The decisive difference between Channel and its counterparts like StateFlow (or LiveData) lies in how they treat data.

  • StateFlow (The Bulletin Board): Data is "held" as a state. Even after someone looks at the data, it remains there. Any new observer will see the same, most recent data immediately (this is called being "sticky").
  • Channel (The Pipe/Mailbox): Data is meant to "pass through." The moment the receiver (Consumer) calls receive or collect, that specific piece of data is removed (consumed) from the Channel.

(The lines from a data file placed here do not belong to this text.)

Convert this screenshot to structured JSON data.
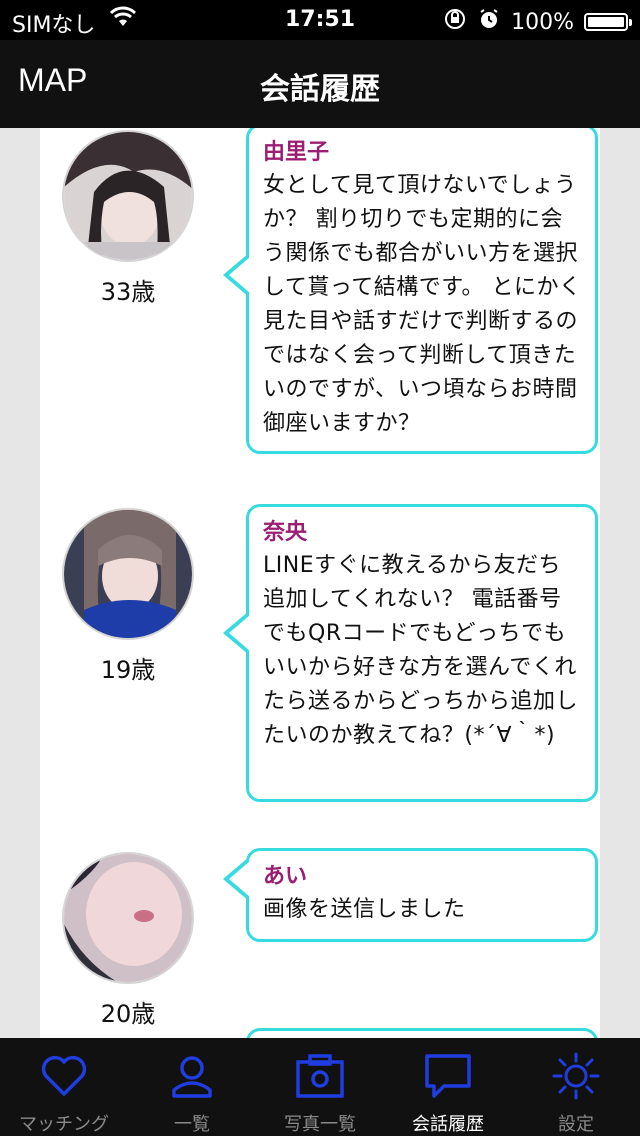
{
  "status_bar": {
    "carrier": "SIMなし",
    "time": "17:51",
    "battery": "100%",
    "battery_level": 1.0
  },
  "nav": {
    "left_label": "MAP",
    "title": "会話履歴"
  },
  "conversations": [
    {
      "name": "由里子",
      "age": "33歳",
      "message": "女として見て頂けないでしょうか？ 割り切りでも定期的に会う関係でも都合がいい方を選択して貰って結構です。 とにかく見た目や話すだけで判断するのではなく会って判断して頂きたいのですが、いつ頃ならお時間御座いますか？"
    },
    {
      "name": "奈央",
      "age": "19歳",
      "message": "LINEすぐに教えるから友だち追加してくれない？ 電話番号でもQRコードでもどっちでもいいから好きな方を選んでくれたら送るからどっちから追加したいのか教えてね？(*´∀｀*)"
    },
    {
      "name": "あい",
      "age": "20歳",
      "message": "画像を送信しました"
    }
  ],
  "tabs": [
    {
      "label": "マッチング",
      "icon": "heart-icon"
    },
    {
      "label": "一覧",
      "icon": "person-icon"
    },
    {
      "label": "写真一覧",
      "icon": "camera-icon"
    },
    {
      "label": "会話履歴",
      "icon": "chat-bubble-icon",
      "active": true
    },
    {
      "label": "設定",
      "icon": "sun-gear-icon"
    }
  ],
  "colors": {
    "accent_blue": "#1f3de0",
    "bubble_border": "#36dbe0",
    "name_color": "#9a1e72"
  }
}
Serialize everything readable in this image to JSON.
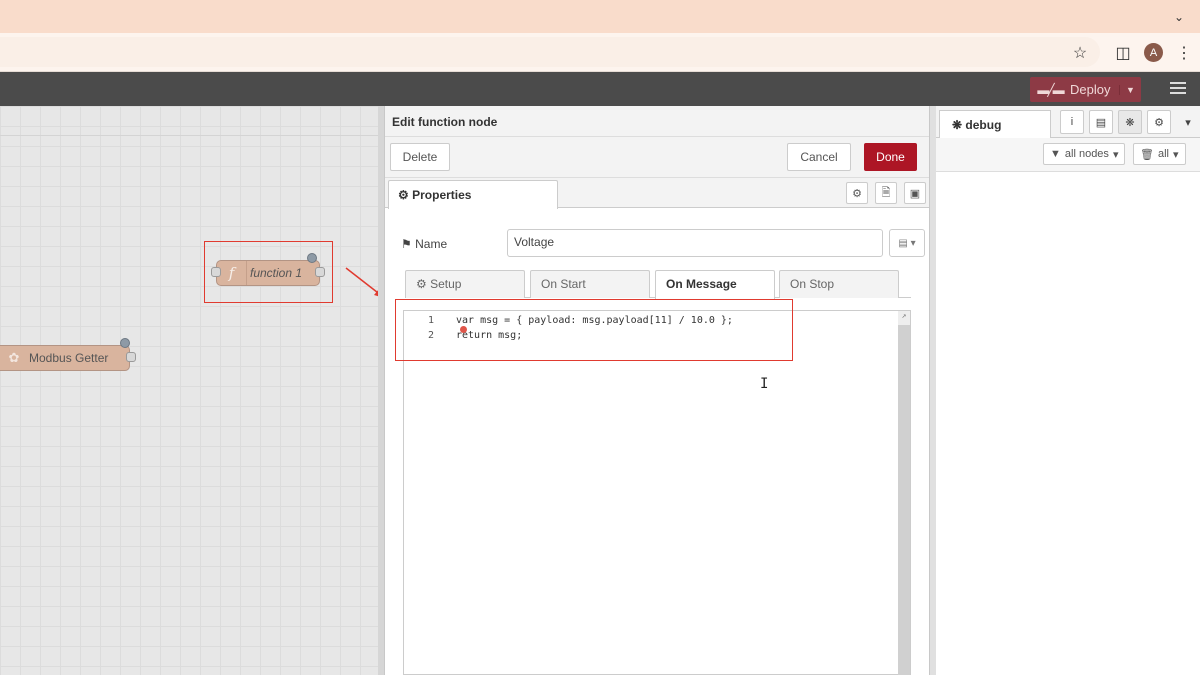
{
  "browser": {
    "tab_menu_icon": "chevron-down-icon",
    "avatar_letter": "A"
  },
  "header": {
    "deploy_label": "Deploy"
  },
  "workspace": {
    "function_node_label": "function 1",
    "function_node_icon": "f",
    "modbus_node_label": "Modbus Getter"
  },
  "tray": {
    "title": "Edit function node",
    "delete_label": "Delete",
    "cancel_label": "Cancel",
    "done_label": "Done",
    "properties_tab": "Properties",
    "name_label": "Name",
    "name_value": "Voltage",
    "code_tabs": [
      "Setup",
      "On Start",
      "On Message",
      "On Stop"
    ],
    "active_code_tab": "On Message",
    "code_lines": [
      {
        "num": "1",
        "text": "var msg = { payload: msg.payload[11] / 10.0 };"
      },
      {
        "num": "2",
        "text": "return msg;"
      }
    ]
  },
  "sidebar": {
    "tab_label": "debug",
    "filter_label": "all nodes",
    "clear_label": "all"
  },
  "colors": {
    "deploy": "#8d3a45",
    "done": "#ad1625",
    "highlight": "#e03a2f",
    "node": "#d9b49e"
  }
}
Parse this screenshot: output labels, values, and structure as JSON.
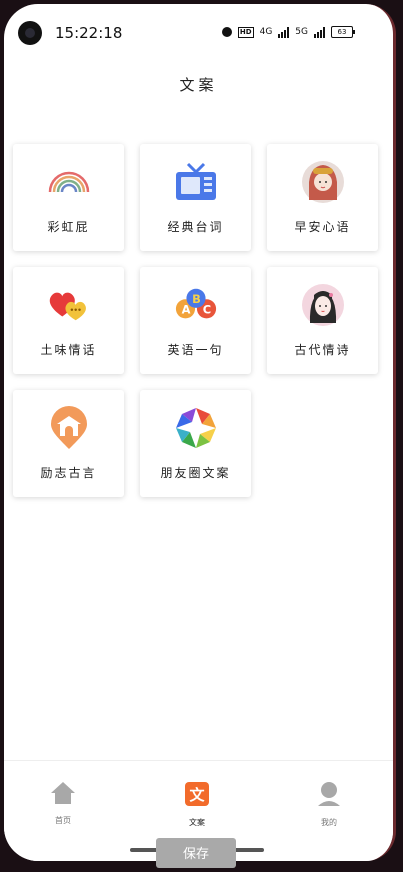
{
  "status_bar": {
    "time": "15:22:18",
    "network_1": "4G",
    "network_2": "5G",
    "battery": "63"
  },
  "page": {
    "title": "文案"
  },
  "categories": [
    {
      "label": "彩虹屁",
      "icon": "rainbow-icon"
    },
    {
      "label": "经典台词",
      "icon": "tv-icon"
    },
    {
      "label": "早安心语",
      "icon": "girl-avatar-icon"
    },
    {
      "label": "土味情话",
      "icon": "hearts-chat-icon"
    },
    {
      "label": "英语一句",
      "icon": "abc-balloons-icon"
    },
    {
      "label": "古代情诗",
      "icon": "ancient-girl-icon"
    },
    {
      "label": "励志古言",
      "icon": "temple-icon"
    },
    {
      "label": "朋友圈文案",
      "icon": "aperture-icon"
    }
  ],
  "tabbar": {
    "tabs": [
      {
        "label": "首页",
        "icon": "home-icon",
        "active": false
      },
      {
        "label": "文案",
        "icon": "wenan-icon",
        "active": true
      },
      {
        "label": "我的",
        "icon": "user-icon",
        "active": false
      }
    ]
  },
  "save_button": {
    "label": "保存"
  },
  "colors": {
    "accent": "#f26b2b",
    "inactive_icon": "#a8a8a8"
  }
}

This concept of "consumption" is the essence of a Channel. Just like taking a letter out of a physical mailbox leaves the box empty, an event that has been processed once does not linger in memory.

 

🤔 How It Prevents Unintended Re-execution During Screen Rotation

This "disappears upon retrieval" behavior is incredibly effective during the recreation of Activities or Fragments. Let's look at the specific flow:

  • Event Fired: The ViewModel executes channel.send("Error").
  • Consumption: The UI (Activity A) collects this and shows a Toast. At this exact moment, the Channel becomes empty.
  • Screen Rotation: Activity A is destroyed, and Activity B is newly created.
  • Re-subscription: The new Activity B begins to collect from the channel again.

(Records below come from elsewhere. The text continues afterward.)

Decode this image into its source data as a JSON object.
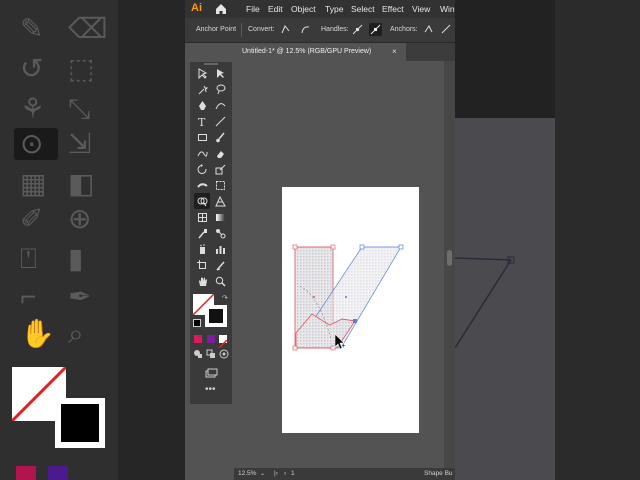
{
  "menubar": {
    "app_logo": "Ai",
    "items": [
      "File",
      "Edit",
      "Object",
      "Type",
      "Select",
      "Effect",
      "View",
      "Wind"
    ]
  },
  "control_bar": {
    "tool_name": "Anchor Point",
    "convert_label": "Convert:",
    "handles_label": "Handles:",
    "anchors_label": "Anchors:"
  },
  "document_tab": {
    "title": "Untitled-1* @ 12.5% (RGB/GPU Preview)",
    "close": "×"
  },
  "status_bar": {
    "zoom": "12.5%",
    "page": "1",
    "tool_hint": "Shape Bu"
  },
  "colors": {
    "gradient_start": "#e8177e",
    "gradient_end": "#5a2bd0",
    "fill_swatch": "#e2175f",
    "stroke_swatch": "#1a1a1a",
    "selection_red": "#e0606a",
    "selection_blue": "#5b7fd8"
  }
}
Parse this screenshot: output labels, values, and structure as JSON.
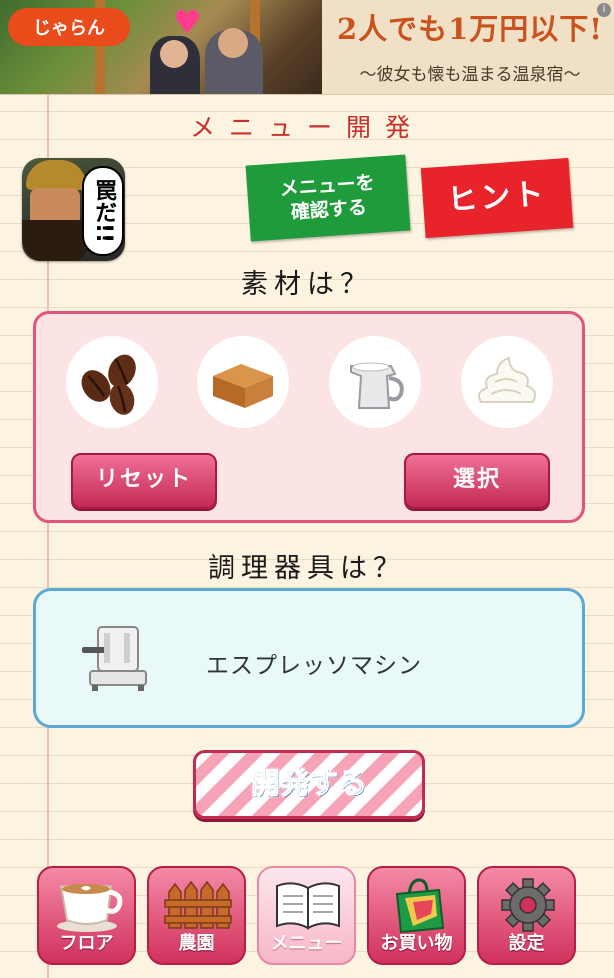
{
  "ad": {
    "brand": "じゃらん",
    "headline": "2人でも1万円以下!",
    "subline": "～彼女も懐も温まる温泉宿～",
    "info": "i"
  },
  "header": {
    "title": "メニュー開発",
    "avatar_speech": "罠だ!!",
    "confirm_button_line1": "メニューを",
    "confirm_button_line2": "確認する",
    "hint_button": "ヒント"
  },
  "ingredients": {
    "question": "素材は？",
    "items": [
      "coffee-beans",
      "caramel",
      "milk-pitcher",
      "whipped-cream"
    ],
    "reset_label": "リセット",
    "select_label": "選択"
  },
  "tool": {
    "question": "調理器具は？",
    "name": "エスプレッソマシン"
  },
  "develop_label": "開発する",
  "nav": {
    "items": [
      {
        "label": "フロア",
        "icon": "coffee-cup-icon"
      },
      {
        "label": "農園",
        "icon": "fence-icon"
      },
      {
        "label": "メニュー",
        "icon": "open-book-icon",
        "active": true
      },
      {
        "label": "お買い物",
        "icon": "shopping-bag-icon"
      },
      {
        "label": "設定",
        "icon": "gear-icon"
      }
    ]
  },
  "colors": {
    "title": "#c8302a",
    "confirm": "#1f9b3b",
    "hint": "#e8232a",
    "pink": "#e0557a",
    "blue": "#5aa9d6"
  }
}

If this were StateFlow, the last piece of data ("Error") would still be there, causing Activity B to receive it immediately and trigger a second Toast.

However, the Channel is empty. Activity B simply enters a state of waiting for new events. It is impossible for the past event to trigger a malfunction.

 

🤔 Implementation Tip: receiveAsFlow and Buffering

In actual production code, it is standard practice to not expose the raw Channel, but rather expose it as a Flow to the receiver.


// ViewModel
// Use a buffer to prevent dropping events if the collector isn't ready immediately
private val _events = Channel<Event>(Channel.BUFFERED)
val events = _events.receiveAsFlow() // Exposed as a Flow

// UI (Activity/Fragment)
lifecycleScope.launch {
    viewModel.events.collect { event ->
        // Processing the event here consumes it from the Channel
        handleEvent(event)
    }
}

Using Channel.BUFFERED here is highly recommended. This ensures that if an event fires while the UI is not ready (e.g., the app is in the background), the event is held temporarily in memory. As soon as the UI resumes and calls collect, the event is delivered and consumed safely.

 

🤔 Summary: Channel is the Best Practice for "Disposable" Events

The "Receive = Consume" behavior of a Channel is not a side effect; it is the core feature designed for managing tasks that should only happen once.

The rule of thumb is simple:

  • If you need to hold a state (like UI text or loading status), use StateFlow.
  • If you need to consume an event (like navigation or errors), use Channel.

By strictly following this distinction, you can achieve safe, clean event handling without relying on complex flags or workarounds.